Une nouvelle comédie musicale new-yorkaise fait scandale pour avoir réimaginé Anne Frank sous les traits d’une Latina pansexuelle cachée avec sa famille neurodivergente et un amoureux non binaire. L’article d’Alexa Cimino, publié par le Daily Mail le 17 octobre 2025, rapporte que cette production intitulée Slam Frank enflamme les milieux culturels et communautaires, certains y voyant une satire audacieuse, d’autres une profanation historique.
Le spectacle, conçu par le compositeur juif Andrew Fox, est né d’une parodie virale sur Instagram dans laquelle il plaisantait à l’idée de créer une version « inclusive » de l’histoire d’Anne Frank pour « que les filles Latinx se sentent incluses dans l’Holocauste ». Le succès de la vidéo a poussé Fox à en faire une pièce complète : une mise en abyme où une troupe de théâtre fictive tente de « décoloniser » le récit d’Anne Frank à travers la comédie musicale.
Dans Slam Frank, les personnages redéfinissent leurs identités à travers des numéros chantés où les étoiles jaunes sont remplacées par des épinglettes de pronoms et où les figures historiques dialoguent avec des ancêtres morts lors de traversées de frontières.
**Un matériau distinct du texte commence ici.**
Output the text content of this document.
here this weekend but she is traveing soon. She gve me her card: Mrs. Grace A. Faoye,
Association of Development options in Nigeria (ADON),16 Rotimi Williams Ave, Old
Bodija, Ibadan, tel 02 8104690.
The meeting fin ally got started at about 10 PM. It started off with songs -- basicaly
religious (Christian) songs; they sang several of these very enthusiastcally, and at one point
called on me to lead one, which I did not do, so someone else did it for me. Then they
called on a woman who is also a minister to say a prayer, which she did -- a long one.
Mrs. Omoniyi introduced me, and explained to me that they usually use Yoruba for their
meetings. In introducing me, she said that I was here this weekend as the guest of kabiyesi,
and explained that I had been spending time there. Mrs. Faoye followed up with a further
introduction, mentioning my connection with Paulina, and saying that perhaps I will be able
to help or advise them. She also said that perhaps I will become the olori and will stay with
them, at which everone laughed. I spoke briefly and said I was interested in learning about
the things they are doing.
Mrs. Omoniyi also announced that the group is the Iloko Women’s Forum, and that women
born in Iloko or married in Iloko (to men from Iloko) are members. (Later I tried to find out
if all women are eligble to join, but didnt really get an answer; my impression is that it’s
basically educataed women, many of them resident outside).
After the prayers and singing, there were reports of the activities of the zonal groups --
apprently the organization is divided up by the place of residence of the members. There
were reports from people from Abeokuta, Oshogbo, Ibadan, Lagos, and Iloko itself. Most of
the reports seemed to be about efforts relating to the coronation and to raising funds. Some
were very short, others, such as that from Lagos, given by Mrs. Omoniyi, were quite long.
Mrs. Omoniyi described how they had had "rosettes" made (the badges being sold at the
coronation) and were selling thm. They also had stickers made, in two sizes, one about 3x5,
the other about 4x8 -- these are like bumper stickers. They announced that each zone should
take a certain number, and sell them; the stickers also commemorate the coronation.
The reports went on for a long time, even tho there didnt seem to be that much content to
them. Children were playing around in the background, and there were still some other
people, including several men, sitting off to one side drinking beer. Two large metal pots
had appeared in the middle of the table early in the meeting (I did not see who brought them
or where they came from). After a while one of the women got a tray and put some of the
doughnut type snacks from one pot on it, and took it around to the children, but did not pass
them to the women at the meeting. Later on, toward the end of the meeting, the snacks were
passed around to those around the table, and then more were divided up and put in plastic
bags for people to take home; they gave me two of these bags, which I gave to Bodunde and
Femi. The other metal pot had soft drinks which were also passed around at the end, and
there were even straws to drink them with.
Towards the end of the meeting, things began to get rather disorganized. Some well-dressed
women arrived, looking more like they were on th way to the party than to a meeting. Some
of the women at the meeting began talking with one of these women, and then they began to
Le tout s’inspire du style de Hamilton, mais avec un ton ouvertement satirique, destiné à ridiculiser le militantisme performatif et les excès du discours identitaire contemporain.
Malgré un budget de promotion de moins de 60 dollars, Slam Frank affiche complet pour la majorité de ses 34 représentations au théâtre AsylumNYC, qui compte 150 places. Certains spectateurs saluent une satire corrosive rappelant The Book of Mormon pour son audace à bousculer les tabous, tandis que d’autres dénoncent une insulte à la mémoire des victimes de la Shoah.
La réaction la plus virulente est venue d’une pétition lancée par Joy Rosenthal, réclamant l’annulation immédiate du spectacle. Le texte accuse Slam Frank de « banaliser la mort d’Anne Frank, l’un des témoignages les plus sacrés des atrocités commises contre le peuple juif ». Rosenthal y dénonce une œuvre « profondément offensante », transformant « une tragédie humaine en spectacle » et risquant de « désensibiliser le public à l’horreur de l’Holocauste ».
Interrogé par le Daily Mail, Andrew Fox se montre sarcastique face à la controverse : « Mis à part l’effet dévastateur de cette vague de critiques sur ma santé mentale — je souffre d’un trouble de sensibilité au rejet —, les pétitions ont été très mauvaises pour nos ventes. » Il ajoute, ironique : « Nous demandons un peu d’intimité pour pouvoir faire notre deuil avec notre famille choisie. Nous espérons que les haters sont contents. »
Malgré les appels à la censure, le spectacle continue d’attirer la curiosité du public, partagé entre indignation morale et fascination artistique. Sa dernière représentation est prévue le 26 octobre, après un mois d’une tournée urbaine aussi controversée que lucrative.